The schematic diagram of the component is as follows:
1. Calculation of the inertia of the load reflected on the motor shaft:
JL = M * D 2 /4/R 1 2
= 50 * 144/4/100
= 18 (kg cm 2 )
According to the principle that the load inertia should be less than three times the motor rotor inertia (JM):
J. M > 6 (kg cm 2 )
2. Calculation of the torque required to drive the engine load:
Torque required to overcome friction:
T f =M*g*µ*(D/2)/R 2 /R 1
= 50 * 9.8 * 0.6 * 0.06/2/10
= 0.882 (N·m)
Torque required for acceleration:
Ta = M * a * (D / 2) / R 2 /R 1
= 50 * (30/60/0.2) * 0.06/2/10
= 0.375 (N·m)
The nominal torque of the servo motor must be greater than T f and the maximum torque must be greater than T f +T a .

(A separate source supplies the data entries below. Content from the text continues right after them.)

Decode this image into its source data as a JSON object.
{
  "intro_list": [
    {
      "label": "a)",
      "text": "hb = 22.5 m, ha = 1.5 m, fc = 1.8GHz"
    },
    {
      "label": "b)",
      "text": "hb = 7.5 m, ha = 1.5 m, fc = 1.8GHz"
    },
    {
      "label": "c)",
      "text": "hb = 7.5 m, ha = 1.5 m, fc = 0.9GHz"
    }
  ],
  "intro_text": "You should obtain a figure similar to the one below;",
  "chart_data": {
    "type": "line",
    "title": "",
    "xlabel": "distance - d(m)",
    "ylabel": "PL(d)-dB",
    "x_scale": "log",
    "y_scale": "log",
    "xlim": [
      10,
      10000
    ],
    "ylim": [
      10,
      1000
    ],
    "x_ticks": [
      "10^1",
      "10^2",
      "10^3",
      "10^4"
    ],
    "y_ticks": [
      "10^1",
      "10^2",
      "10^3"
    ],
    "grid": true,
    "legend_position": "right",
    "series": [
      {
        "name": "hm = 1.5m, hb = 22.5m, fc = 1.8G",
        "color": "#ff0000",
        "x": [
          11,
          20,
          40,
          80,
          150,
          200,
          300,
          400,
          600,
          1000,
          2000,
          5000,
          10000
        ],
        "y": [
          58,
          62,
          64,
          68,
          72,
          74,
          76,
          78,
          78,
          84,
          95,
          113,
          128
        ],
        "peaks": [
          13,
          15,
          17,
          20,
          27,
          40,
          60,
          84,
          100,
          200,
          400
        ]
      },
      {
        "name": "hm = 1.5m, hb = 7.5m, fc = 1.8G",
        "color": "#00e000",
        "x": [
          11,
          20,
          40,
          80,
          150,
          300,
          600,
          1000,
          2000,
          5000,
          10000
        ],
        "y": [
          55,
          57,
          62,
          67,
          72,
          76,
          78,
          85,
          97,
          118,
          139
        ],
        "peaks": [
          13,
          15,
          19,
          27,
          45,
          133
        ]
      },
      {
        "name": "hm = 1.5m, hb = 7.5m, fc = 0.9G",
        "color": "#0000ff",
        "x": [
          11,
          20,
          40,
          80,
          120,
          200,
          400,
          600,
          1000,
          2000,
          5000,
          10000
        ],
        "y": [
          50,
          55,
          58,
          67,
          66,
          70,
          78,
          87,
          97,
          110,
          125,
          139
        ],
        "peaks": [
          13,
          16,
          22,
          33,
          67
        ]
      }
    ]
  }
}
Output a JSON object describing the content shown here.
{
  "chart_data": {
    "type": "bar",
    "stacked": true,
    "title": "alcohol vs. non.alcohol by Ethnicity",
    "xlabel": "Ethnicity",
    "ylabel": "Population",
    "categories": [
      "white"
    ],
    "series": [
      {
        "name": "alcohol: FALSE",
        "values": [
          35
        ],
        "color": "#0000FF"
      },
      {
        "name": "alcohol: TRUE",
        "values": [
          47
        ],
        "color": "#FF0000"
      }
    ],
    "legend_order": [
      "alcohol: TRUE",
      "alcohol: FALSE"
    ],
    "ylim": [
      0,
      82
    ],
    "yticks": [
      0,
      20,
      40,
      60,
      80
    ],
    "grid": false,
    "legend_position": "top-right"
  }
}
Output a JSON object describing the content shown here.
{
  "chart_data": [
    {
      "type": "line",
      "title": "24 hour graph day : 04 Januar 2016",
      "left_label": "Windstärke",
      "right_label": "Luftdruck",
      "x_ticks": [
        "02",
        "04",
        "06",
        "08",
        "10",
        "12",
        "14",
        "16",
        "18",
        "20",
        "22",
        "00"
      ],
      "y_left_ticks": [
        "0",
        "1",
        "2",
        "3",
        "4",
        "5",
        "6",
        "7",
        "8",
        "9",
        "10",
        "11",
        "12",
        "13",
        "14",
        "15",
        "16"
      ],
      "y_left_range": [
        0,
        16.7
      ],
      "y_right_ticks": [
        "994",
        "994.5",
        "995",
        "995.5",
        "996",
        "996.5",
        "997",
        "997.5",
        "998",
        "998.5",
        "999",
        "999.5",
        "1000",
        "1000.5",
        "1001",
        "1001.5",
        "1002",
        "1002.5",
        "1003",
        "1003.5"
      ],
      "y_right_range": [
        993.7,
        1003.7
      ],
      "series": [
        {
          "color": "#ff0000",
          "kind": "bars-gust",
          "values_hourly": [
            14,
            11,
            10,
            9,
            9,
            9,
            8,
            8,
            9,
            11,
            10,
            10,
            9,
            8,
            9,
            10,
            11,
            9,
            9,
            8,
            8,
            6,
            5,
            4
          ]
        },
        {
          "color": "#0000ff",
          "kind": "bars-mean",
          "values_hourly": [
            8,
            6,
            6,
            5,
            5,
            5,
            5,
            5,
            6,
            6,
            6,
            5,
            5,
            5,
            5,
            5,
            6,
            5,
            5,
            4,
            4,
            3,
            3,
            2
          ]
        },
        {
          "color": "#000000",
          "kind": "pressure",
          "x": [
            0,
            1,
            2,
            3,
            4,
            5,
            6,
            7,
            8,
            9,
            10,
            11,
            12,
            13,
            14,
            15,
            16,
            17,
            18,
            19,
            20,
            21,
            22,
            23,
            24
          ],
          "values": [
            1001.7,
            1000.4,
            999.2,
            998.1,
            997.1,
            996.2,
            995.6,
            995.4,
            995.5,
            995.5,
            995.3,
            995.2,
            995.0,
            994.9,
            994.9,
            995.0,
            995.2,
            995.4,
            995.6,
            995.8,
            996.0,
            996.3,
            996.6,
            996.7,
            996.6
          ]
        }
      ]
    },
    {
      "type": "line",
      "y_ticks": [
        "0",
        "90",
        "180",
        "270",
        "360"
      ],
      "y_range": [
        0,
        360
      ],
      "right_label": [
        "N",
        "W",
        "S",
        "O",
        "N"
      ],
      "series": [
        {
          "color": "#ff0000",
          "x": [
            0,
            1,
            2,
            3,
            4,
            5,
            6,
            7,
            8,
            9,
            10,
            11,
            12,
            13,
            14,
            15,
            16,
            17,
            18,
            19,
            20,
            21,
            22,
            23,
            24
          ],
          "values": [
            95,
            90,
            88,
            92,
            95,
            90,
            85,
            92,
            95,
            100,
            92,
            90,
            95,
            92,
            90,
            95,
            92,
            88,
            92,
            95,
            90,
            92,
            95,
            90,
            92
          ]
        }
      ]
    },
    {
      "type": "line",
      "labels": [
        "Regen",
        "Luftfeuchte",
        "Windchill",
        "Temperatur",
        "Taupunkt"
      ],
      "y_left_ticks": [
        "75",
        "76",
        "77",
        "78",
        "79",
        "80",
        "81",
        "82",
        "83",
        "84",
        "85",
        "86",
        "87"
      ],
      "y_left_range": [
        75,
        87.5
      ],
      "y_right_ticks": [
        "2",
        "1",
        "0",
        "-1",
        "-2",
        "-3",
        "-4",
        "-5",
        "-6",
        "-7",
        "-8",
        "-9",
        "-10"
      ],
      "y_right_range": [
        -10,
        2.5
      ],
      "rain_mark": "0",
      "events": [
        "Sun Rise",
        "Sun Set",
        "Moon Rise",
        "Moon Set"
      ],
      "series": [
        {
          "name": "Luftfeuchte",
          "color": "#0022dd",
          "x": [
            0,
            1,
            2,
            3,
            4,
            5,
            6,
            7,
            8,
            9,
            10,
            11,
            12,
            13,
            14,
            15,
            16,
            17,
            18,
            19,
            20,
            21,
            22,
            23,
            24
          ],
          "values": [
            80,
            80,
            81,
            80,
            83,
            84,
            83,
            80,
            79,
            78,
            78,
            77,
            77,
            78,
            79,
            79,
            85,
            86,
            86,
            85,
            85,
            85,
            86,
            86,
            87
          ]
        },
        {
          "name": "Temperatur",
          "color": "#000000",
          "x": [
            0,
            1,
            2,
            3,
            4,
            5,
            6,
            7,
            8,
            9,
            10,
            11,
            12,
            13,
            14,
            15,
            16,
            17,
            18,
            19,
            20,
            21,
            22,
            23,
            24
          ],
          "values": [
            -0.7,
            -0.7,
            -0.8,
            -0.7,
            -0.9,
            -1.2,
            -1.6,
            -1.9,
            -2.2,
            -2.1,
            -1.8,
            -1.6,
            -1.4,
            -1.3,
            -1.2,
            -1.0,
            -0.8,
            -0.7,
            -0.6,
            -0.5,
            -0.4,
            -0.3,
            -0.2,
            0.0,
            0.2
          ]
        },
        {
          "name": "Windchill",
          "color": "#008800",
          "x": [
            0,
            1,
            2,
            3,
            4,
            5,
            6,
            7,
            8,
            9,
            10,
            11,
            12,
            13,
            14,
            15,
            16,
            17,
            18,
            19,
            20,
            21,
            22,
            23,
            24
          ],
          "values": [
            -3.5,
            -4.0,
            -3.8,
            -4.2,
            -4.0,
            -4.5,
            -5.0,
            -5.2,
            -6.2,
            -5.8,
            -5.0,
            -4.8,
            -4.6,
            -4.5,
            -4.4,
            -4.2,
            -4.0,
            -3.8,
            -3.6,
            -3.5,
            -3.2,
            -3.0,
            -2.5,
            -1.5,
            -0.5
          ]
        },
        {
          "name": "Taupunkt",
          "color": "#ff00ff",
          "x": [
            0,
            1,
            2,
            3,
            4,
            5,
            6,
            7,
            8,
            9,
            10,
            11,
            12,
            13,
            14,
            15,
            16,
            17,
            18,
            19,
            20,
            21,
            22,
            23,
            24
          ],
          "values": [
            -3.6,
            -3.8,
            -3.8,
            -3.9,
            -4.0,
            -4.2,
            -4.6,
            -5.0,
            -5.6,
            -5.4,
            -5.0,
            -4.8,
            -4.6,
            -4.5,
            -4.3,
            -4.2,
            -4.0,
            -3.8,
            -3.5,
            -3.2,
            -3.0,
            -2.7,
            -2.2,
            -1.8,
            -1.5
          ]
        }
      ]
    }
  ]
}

3. Calculation of required engine speed:
N = v / (πD) * R 1
= 30 / (3.14 * 0.12) * 10
= 796 (rpm)
Case Three
Given away:
- Load weight M = 200 kg
- PB screw pitch = 20 mm
- Screw diameter DB = 50 mm
- MB screw weight = 40 kg
- Friction coefficient µ = 0.2
- Mechanical efficiency η = 0.9
- Load movement speed V = 30 m/min
- Total movement time t = 1.4 s
- Acceleration and deceleration time t 1 = t 3 = 0.2s
- Rest time t 4 = 0.3s
Select the servo motor with the minimum power that meets the load requirements,
The component diagram is as follows:
1. Calculation of Load Inertia Converted to the Motor Shaft
Load inertia of the weight converted to the motor shaft
J. C =M*(PB/2π)²
= 200 * (2/6.28)²
= 20.29 (kg·cm²)
The rotational inertia of the screw
J. B =M B *D B ²/8
= 40*25/8
= 125 (kg·cm²)
Total load inertia
JL = JW + JB = 145.29 (kg cm²)
2. Calculation of engine speed
Required engine speed
N=V/PB
= 30/0.02
= 1500 (rpm)
3. Calculation of the torque required to drive the motor load
The torque required to overcome friction
T f =M*g*µ*PB/2π/η
= 200*9.8*0.2*0.02/2π/0.9
= 1.387 (N·m)
Torque required when weight is accelerating
T A1 =M*a*PB/2π/η
= 200 * (30/60 / 0.2) * 0.02 / 2π / 0.9
= 1.769 (N·m)
Torque required when screw is accelerating
T A2 = JB * α / η
=J B *(N*2π/60/t 1 ) /η
= 0.0125 * (1500 * 6.28/60/0.2)/0.9
= 10.903 (N·m)
Total torque required for acceleration
T A =T A1 +T A2 = 12.672 (N·m)
4. Servo Motor Selection
Servo motor rated torque
T > T f and T > Trms
Servo motor maximum torque
T max. >T f +T A
Finally, the ECMA-E31820ES engine was selected.